On June 26, 1987, the television and radio services were combined as Radio y Televisión de Guerrero. The following year, the radio and TV services expanded. Channel 7 added a more powerful transmitter in Acapulco, while AM stations were added in Ometepec and Taxco. At the end of the year, XHGRC-FM 97.7 Acapulco, the flagship of the entire service, came to air. While permitted by 2000, XHZTA-FM 92.1 in Zihuatanejo did not come on air until October 2016.

XEGRO-AM in Chilpancingo was off the air beginning in June 2012, when its equipment was stolen. In 2015, the state government began working to restore the station to service with equipment shared by XECHH-XHCHH "Capital Máxima".

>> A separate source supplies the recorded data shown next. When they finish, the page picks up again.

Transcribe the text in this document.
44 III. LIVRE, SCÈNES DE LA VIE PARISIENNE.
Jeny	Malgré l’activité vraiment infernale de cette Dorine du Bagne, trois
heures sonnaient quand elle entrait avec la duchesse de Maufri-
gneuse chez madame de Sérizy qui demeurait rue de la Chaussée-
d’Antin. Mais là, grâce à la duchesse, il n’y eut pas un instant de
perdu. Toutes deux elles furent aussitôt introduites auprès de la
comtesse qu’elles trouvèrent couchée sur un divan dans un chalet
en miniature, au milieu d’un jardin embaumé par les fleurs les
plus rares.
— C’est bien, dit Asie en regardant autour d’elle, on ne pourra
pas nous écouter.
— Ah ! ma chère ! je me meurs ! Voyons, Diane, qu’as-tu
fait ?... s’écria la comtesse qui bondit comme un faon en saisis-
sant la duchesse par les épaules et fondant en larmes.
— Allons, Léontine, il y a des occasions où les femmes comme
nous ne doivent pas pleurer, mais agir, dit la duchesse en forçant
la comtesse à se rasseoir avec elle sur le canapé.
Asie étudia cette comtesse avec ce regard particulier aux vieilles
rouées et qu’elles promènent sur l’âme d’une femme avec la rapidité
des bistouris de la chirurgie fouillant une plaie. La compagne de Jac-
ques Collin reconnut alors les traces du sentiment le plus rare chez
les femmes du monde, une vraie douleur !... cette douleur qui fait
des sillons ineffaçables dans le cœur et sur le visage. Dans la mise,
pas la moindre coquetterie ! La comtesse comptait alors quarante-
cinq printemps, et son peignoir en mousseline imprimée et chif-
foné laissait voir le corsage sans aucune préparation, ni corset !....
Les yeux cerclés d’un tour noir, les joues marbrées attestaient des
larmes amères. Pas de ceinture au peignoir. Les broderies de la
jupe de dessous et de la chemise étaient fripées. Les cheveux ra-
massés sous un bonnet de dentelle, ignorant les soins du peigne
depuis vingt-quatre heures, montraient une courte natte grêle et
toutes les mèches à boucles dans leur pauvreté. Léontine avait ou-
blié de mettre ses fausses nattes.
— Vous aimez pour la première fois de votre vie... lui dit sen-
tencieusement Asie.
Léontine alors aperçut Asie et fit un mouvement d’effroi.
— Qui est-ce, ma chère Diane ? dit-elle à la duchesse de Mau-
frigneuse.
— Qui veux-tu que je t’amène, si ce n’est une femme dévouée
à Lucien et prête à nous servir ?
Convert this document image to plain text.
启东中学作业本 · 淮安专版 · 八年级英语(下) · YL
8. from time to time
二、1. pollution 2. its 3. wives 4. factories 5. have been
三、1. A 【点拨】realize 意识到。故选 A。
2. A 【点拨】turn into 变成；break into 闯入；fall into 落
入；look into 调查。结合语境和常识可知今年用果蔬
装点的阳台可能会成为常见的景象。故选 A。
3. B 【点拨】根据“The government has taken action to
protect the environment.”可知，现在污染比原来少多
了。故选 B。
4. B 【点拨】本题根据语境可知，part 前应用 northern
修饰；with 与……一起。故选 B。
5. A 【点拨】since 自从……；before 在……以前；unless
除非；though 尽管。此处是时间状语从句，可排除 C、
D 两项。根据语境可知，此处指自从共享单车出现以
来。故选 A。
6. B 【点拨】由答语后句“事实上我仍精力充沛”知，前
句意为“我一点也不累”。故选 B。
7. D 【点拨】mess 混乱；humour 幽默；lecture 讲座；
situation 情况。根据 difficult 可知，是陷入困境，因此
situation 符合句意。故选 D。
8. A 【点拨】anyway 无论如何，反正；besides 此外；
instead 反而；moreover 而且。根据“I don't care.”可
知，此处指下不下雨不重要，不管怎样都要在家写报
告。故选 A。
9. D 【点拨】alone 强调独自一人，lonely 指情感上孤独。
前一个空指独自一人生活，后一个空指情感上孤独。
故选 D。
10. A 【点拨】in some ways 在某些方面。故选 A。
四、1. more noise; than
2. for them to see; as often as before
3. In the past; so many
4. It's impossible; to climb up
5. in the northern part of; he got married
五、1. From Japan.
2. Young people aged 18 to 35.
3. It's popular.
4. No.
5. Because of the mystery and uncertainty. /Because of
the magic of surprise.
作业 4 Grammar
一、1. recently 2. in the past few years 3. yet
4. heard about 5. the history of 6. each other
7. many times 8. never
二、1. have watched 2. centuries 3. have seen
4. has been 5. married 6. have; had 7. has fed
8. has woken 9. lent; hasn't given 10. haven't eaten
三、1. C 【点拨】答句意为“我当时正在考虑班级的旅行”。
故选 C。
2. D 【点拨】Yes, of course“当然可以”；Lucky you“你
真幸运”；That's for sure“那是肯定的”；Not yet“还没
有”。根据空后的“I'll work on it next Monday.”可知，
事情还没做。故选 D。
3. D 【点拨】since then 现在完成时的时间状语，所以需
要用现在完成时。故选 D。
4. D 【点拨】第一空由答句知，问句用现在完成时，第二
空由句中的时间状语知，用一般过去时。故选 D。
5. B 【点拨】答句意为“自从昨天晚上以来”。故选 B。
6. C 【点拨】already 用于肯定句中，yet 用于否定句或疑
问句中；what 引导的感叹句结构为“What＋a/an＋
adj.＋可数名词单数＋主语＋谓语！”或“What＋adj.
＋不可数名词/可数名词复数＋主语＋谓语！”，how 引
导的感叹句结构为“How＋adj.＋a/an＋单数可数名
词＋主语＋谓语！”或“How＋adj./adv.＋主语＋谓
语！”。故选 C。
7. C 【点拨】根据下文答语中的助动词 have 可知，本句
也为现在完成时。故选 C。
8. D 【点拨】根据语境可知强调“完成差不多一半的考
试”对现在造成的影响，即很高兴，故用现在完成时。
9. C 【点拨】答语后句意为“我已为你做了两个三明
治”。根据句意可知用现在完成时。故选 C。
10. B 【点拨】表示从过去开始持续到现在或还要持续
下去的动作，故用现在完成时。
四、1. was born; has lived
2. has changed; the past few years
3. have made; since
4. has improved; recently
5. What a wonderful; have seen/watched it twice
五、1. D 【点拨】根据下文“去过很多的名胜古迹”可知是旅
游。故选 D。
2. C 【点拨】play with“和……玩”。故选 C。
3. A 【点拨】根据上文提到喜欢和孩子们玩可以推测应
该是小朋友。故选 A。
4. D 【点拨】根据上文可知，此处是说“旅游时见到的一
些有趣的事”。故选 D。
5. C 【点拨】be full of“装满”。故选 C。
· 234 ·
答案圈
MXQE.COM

The entire state network saw its concessions lapse in 2022, but the stations continued to broadcast. New concessions for all of the operating RTG stations were issued by the Federal Telecommunications Institute in 2023.

==Radio==
RTG holds permits for these radio stations:

RTG radio stations
| Call sign | Frequency | City |
|---|---|---|
| XHCPES-FM | 97.7 MHz | Acapulco |
| XECPCH-AM | 870 kHz | Chilpancingo |
| XECPCG-AM | 820 kHz | Coyuca de Catalán |
| XECPOG-AM | 1100 kHz | Ometepec |
| XECPTG-AM | 1310 kHz | Taxco de Alarcón |
| XHCPEX-FM | 92.1 MHz | Zihuatanejo |

All of the AM stations are authorized as daytimers but operate from 5 a.m. to midnight. The FM stations operate 24 hours a day.

==Television==
RTG broadcasts a television service on two stations and on Satmex 5 C-band satellite nationally (4105 MHz, H, 2666 kbit/s, FEC 3/4).

| RF | VC | Call sign | Location | ERP |
|---|---|---|---|---|
| 33 | 4 | XHCPFU-TDT | Acapulco | 5.79 kW |
| 35 | 4 | XHCPFW-TDT | Chilpancingo | 0.4349 kW |

In the 2000s, the IPN's Once TV supplied programming to RTG under agreement. In 2006, Canal Once supplied 15 hours a day (on weekdays) of programming to RTG.

RTG's broadcasts in Chilpancingo have been sporadic. In 2012, it was reported that this transmitter was being shut down to conserve electricity. It received its digital authorization very late in 2016, for RF channel 35.

RTG began digital transmissions in 2016 in Acapulco on physical channel 33 and moved to virtual channel 4 in October 2016.